RTEM - Requisite to Electrify and Decarbonizing the Built Environment
One-to-one replacement of fossil fuel systems and equipment for clean electricity is impractical for most tall buildings. Breaking buildings' dependency on fossil fuels starts with comprehensively identifying where and when energy is consumed throughout the common spaces and leased spaces, whether by landlords or tenants. Real-Time Energy Management (RTEM) is an indispensable data platform for buildings to stay on the cutting edge of CRE technologies, such as wireless IoT sensors, wellness measures, grid resiliency, and grid interactivity. The value of new data is multiplied by cloud-based analytics, delivering a consistently healthy, comfortable, and efficient environment for all tenants. RTEM identifies major energy end-uses as well as profiling consumption patterns. Also, emphasizing efficiency as the initial step ensures that converting capacity from fossil fuel to clean electricity is optimum. In addition, RTEM data and analytics are crucial to locating overlooked efficiency opportunities in equipment and facility operations.
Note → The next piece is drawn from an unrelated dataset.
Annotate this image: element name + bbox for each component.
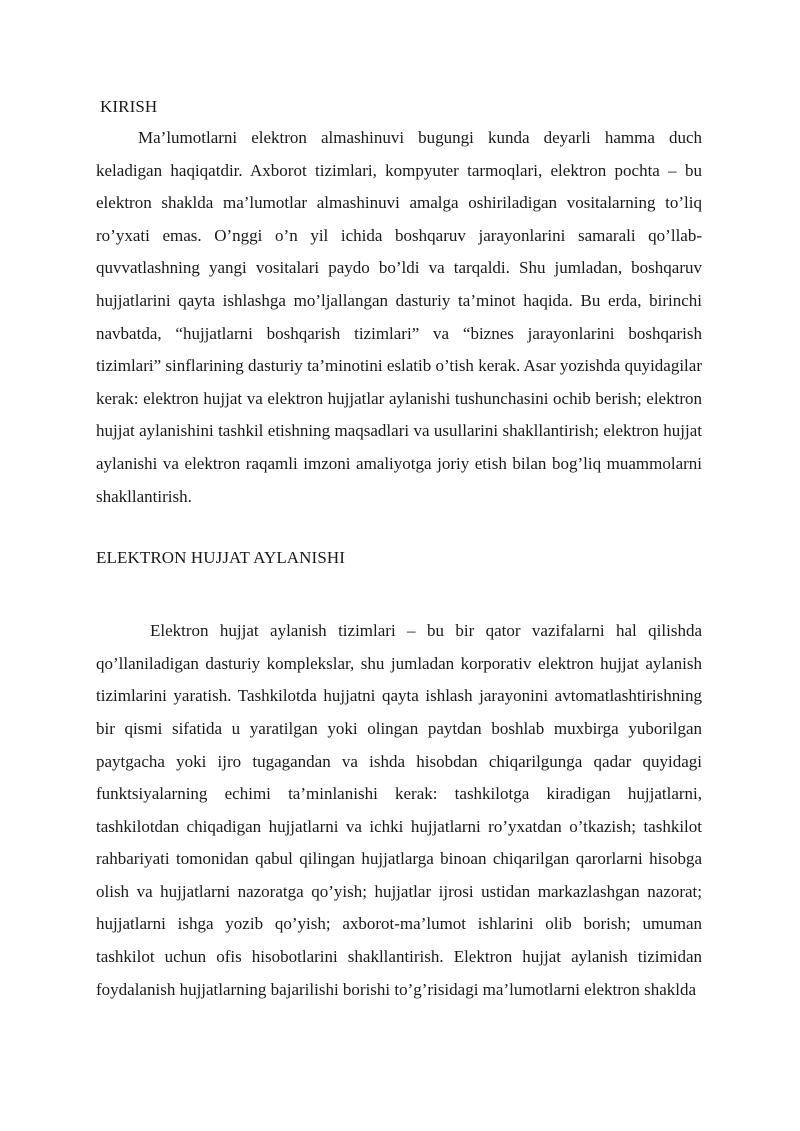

Thomas Yeh is a recognized expert in energy management, building systems, and utility incentive programs, who is currently serving as the technical advisor and consultant to NYSERDA's Real-time Energy Management Program. In addition to his experience overseeing utility programs in several jurisdictions. Thomas's career also includes leading the development and pioneering in data analytics, wireless lighting control, embedded gateway design, networking IoT devices, and data center energy efficiency. With 20 US and international patents under his name, he also has several certifications from the Association of Energy Engineers (including CEM, CMVP, CBCP, and CDSM) and accreditation from the International Geothermal Heat Pump Association. Thomas graduated with a bachelor's and master's degree in Electrical Engineering and a master's degree in Computer Science. Also, among his most enjoyable undertakings, he served for two academic years as a visiting professor, where he taught courses for 1-year through graduate students.